In a brief day-after press conference Tuesday in Green Bay, on a day that the Packers otherwise had off, McCarthy said that considering what his running backs were up against Chicago’s stout front seven and run-stuffing defense, he was OK with the Packers running game.


Brandon Jackson and John Kuhn combined for 13 carries and 43 yards total. The only run production came from scrambling-for-his-life quarterback Aaron Rodgers, who ran twice for 20 yards.


“You have to look at what’s the definition of the run game. I looked at this particular game, and I felt that our running backs were productive,” said McCarthy. “I thought Brandon and John played well with the opportunities that they were given with the ball in their hands and what was put in front of them.


“I thought the running back production was a positive in the game.”


The numbers don’t support a strong showing for the running game, but McCarthy seemed to hint to he was considering Julius Peppers, Lance Briggs and Brian Urlacher as part of the evaluation.


He declared, once again, that Jackson and Kuhn are good enough to take the Packers to a winning season.


“I like our running backs. We are going to use them accordingly to get the ball down the field. I’m not trying to sell something that is not true,” said McCarthy. “Just because you don’t line up and run it 25 times from the ‘I’ doesn’t mean you are not committed to being productive with your running backs. If you look at the dynamics of our offensive personnel, we have the ability to play in a box offense. We have the ability to play in a spread offense. That is to our credit, and we’re going to utilize that the best we can.”


Either way, everyone could see his offensive line struggle. A holding call here or there may be debated, but when the offensive line is hit the way the Packers were with flags Monday, it was clear most of the men left and right of Scott Wells were struggling to block the defensive linemen.

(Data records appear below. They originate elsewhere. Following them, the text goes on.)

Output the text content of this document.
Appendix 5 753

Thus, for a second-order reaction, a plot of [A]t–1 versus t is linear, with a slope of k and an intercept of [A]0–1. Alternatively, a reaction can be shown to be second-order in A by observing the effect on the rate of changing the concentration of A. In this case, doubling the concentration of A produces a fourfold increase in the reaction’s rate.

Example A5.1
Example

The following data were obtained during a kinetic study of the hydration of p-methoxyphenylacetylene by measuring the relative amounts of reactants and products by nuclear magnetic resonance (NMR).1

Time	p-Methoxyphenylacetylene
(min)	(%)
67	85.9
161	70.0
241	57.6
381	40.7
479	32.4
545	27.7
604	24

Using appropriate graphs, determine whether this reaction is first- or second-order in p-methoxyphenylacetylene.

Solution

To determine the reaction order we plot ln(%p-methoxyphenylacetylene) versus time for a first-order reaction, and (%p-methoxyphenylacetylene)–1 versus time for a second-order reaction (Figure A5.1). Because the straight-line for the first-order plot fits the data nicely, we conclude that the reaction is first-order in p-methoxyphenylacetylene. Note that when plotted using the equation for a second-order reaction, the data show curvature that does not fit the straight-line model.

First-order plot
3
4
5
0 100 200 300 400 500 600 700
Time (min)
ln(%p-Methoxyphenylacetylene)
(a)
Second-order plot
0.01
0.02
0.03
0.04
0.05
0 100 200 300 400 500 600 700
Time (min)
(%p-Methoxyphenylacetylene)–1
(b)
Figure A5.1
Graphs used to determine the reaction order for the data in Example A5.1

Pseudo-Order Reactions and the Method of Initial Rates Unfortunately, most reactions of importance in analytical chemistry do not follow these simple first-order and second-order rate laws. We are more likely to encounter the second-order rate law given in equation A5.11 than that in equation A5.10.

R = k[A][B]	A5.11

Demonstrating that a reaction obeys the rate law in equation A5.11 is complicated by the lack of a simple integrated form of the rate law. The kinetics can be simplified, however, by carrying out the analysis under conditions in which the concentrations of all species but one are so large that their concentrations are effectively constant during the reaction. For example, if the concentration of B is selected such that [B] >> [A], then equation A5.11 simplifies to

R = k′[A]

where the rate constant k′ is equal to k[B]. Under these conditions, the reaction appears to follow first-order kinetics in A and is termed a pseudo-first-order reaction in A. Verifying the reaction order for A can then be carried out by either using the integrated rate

“We knew we were going to put some stress on the tackles, and we tried to help them some,” said McCarthy. “The penalties, which directly affected our point production, is what cost us. People want to talk about the penalties (on the tackles), but two of the three holds were on interior linemen. I thought the tackles’ performance from a grade standpoint, they just did OK. We knew they were going to be stressed out, down in Soldier Field, loud environment against a prime player in Peppers.”


It doesn’t look as though the performance will lead to major changes this week.

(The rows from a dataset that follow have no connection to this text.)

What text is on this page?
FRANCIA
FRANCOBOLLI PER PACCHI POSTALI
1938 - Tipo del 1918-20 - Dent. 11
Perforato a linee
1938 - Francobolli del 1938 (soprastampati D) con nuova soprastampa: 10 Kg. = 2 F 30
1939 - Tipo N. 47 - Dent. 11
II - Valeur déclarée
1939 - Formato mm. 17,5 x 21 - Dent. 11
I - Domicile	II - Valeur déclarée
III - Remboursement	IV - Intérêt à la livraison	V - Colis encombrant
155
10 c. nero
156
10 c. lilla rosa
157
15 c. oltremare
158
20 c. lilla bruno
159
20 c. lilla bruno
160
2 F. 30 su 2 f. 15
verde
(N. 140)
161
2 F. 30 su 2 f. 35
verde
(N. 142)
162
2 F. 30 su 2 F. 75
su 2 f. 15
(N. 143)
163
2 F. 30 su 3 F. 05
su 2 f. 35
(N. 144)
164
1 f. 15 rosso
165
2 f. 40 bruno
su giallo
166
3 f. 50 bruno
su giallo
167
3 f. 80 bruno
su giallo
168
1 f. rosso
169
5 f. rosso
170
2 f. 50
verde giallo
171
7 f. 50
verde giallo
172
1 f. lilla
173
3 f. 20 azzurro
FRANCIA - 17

The running backs will have to do the best they can with whatever carries they get instead of expecting a 20-carry game to find their rhythm.


“The attempts is not always the most important factor as far as running the football,” said McCarthy. He said Kuhn and Jackson will continue to split time.


“I don’t think it would be very smart to getting into running either one of them 25, 30 times. We have a lot of football in front of us,” said McCarthy. “They have a lot of experience. They can play on all three downs. I think our staff has done a very good job from a game-planning standpoint of using those two on the different packages, and we’ll continue to go with that format as we move forward.”


McCarthy was not going to threaten to bench Green Bay’s tackles who have started for the Packers for more than a decade, either. He sounded as if he was willing to see how they hold up week to week, game by game. He said Clifton would remain the starting left tackle as long as his body holds up.


“Chad Clifton is doing the best he can with his health situation,” said McCarthy. “I think we have a very good plan in place. We’re doing the best we can from a coaching standpoint, a medical staff standpoint, of making sure that he gets the work that he needs.


“As for Mark, I believe in Mark Tauscher. He’s played a lot of football. Now, there are some things fundamentally that he did not do to his standard, and I believe he’ll get that corrected. Because Mark’s a pro’s pro. I don’t think it’s a lack of anything. It’s not a ‘he doesn’t have it anymore.’ We have more football in front of us. There’s definitely some things we can improve on there.”